Qui n’a jamais rêvé d’IA se trouve rattrapé par la réalité. Au moins dans le monde du travail : à tous les niveaux, et quel que soit le revenu, les données mettent aujourd’hui en évidence une influence possible de l’intelligence artificielle générative sur les métiers. Ce « possible », l’Organisation internationale du travail (Oit) en donne la mesure dans une étude qui s’attache notamment à quantifier ce qu’elle appelle « le grand inconnu », un espace relatif aux professions qui pourraient être soient transformées par l’augmentation permise par l’IA générative, soient « déplacées » par la substitution automatisée.
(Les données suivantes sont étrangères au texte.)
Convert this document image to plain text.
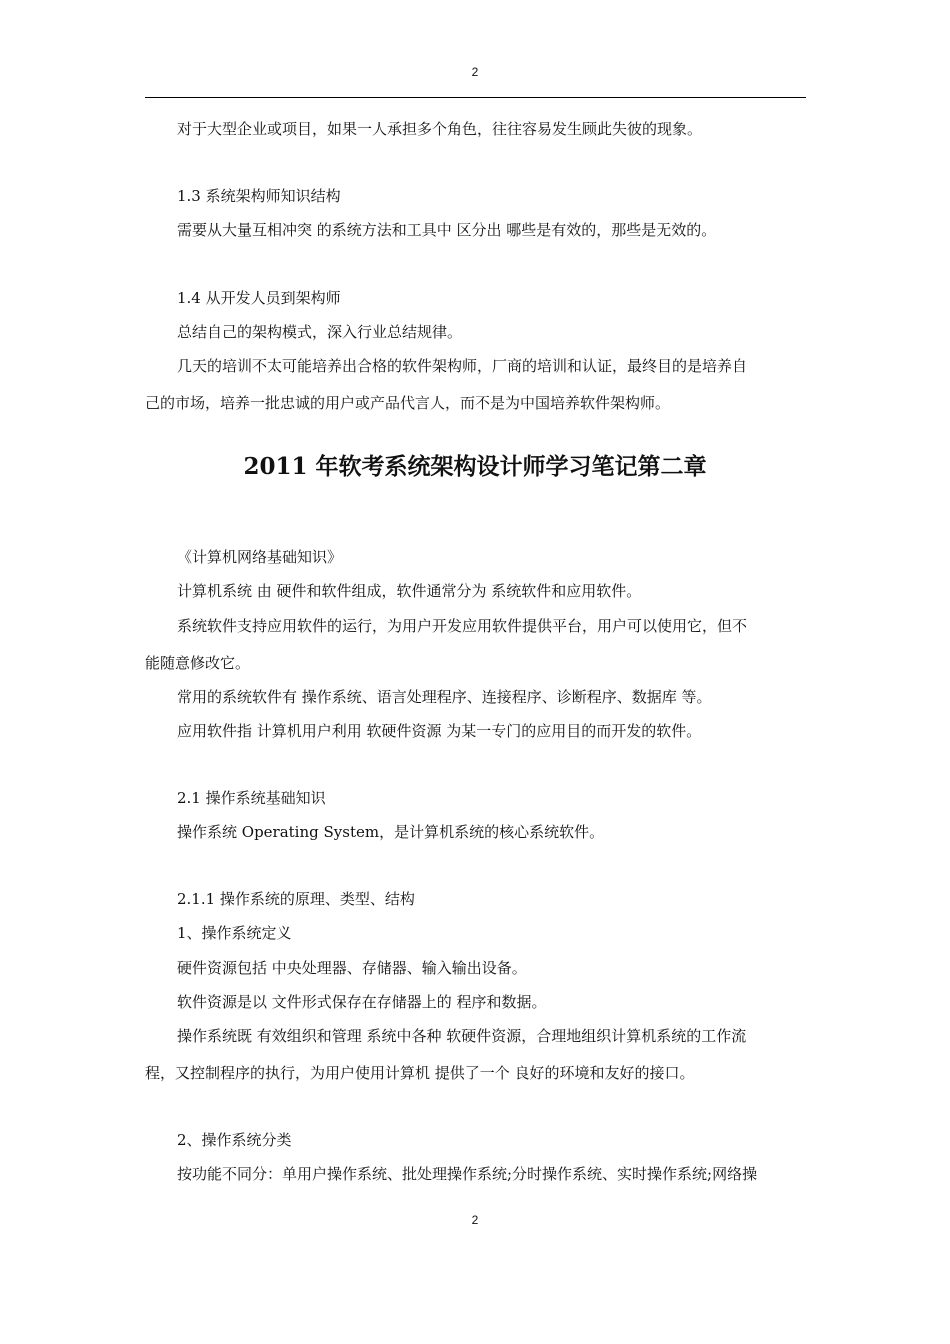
2

对于大型企业或项目，如果一人承担多个角色，往往容易发生顾此失彼的现象。

1.3 系统架构师知识结构

需要从大量互相冲突 的系统方法和工具中 区分出 哪些是有效的，那些是无效的。

1.4 从开发人员到架构师

总结自己的架构模式，深入行业总结规律。

几天的培训不太可能培养出合格的软件架构师，厂商的培训和认证，最终目的是培养自

己的市场，培养一批忠诚的用户或产品代言人，而不是为中国培养软件架构师。

2011 年软考系统架构设计师学习笔记第二章

《计算机网络基础知识》

计算机系统 由 硬件和软件组成，软件通常分为 系统软件和应用软件。

系统软件支持应用软件的运行，为用户开发应用软件提供平台，用户可以使用它，但不

能随意修改它。

常用的系统软件有 操作系统、语言处理程序、连接程序、诊断程序、数据库 等。

应用软件指 计算机用户利用 软硬件资源 为某一专门的应用目的而开发的软件。

2.1 操作系统基础知识

操作系统 Operating System，是计算机系统的核心系统软件。

2.1.1 操作系统的原理、类型、结构

1、操作系统定义

硬件资源包括 中央处理器、存储器、输入输出设备。

软件资源是以 文件形式保存在存储器上的 程序和数据。

操作系统既 有效组织和管理 系统中各种 软硬件资源，合理地组织计算机系统的工作流

程，又控制程序的执行，为用户使用计算机 提供了一个 良好的环境和友好的接口。

2、操作系统分类

按功能不同分：单用户操作系统、批处理操作系统;分时操作系统、实时操作系统;网络操

2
Or ce « grand inconnu » affecterait presque un quart des travailleurs dont les revenus sont élevés, mais aussi, dans une moindre mesure, ceux relevant des revenus intermédiaires. Certaines professions sont déjà touchées frontalement : dans le secteur musical, les créateurs devraient perdre presque un quart de leurs revenus d’ici à 2028, presque tout autant (21 %) pour ceux du secteur audiovisuel. L’alarme a été lancée par une étude mondiale commanditée par la Confédération internationale des sociétés d’auteurs et compositeurs (Cisac) et publiée en décembre 2024. Son président prévient : « Pour les créateurs de tous les répertoires, des auteurs-compositeurs aux réalisateurs et des scénaristes aux compositeurs de musique de film, l’IA peut ouvrir la porte à de nouvelles opportunités très prometteuses – mais nous devons reconnaître que, si elle n’est pas adéquatement réglementée, l’IA générative a aussi le pouvoir de faire beaucoup de tort aux créateurs humains et de porter préjudice à leurs carrières et à leurs moyens de subsistance. »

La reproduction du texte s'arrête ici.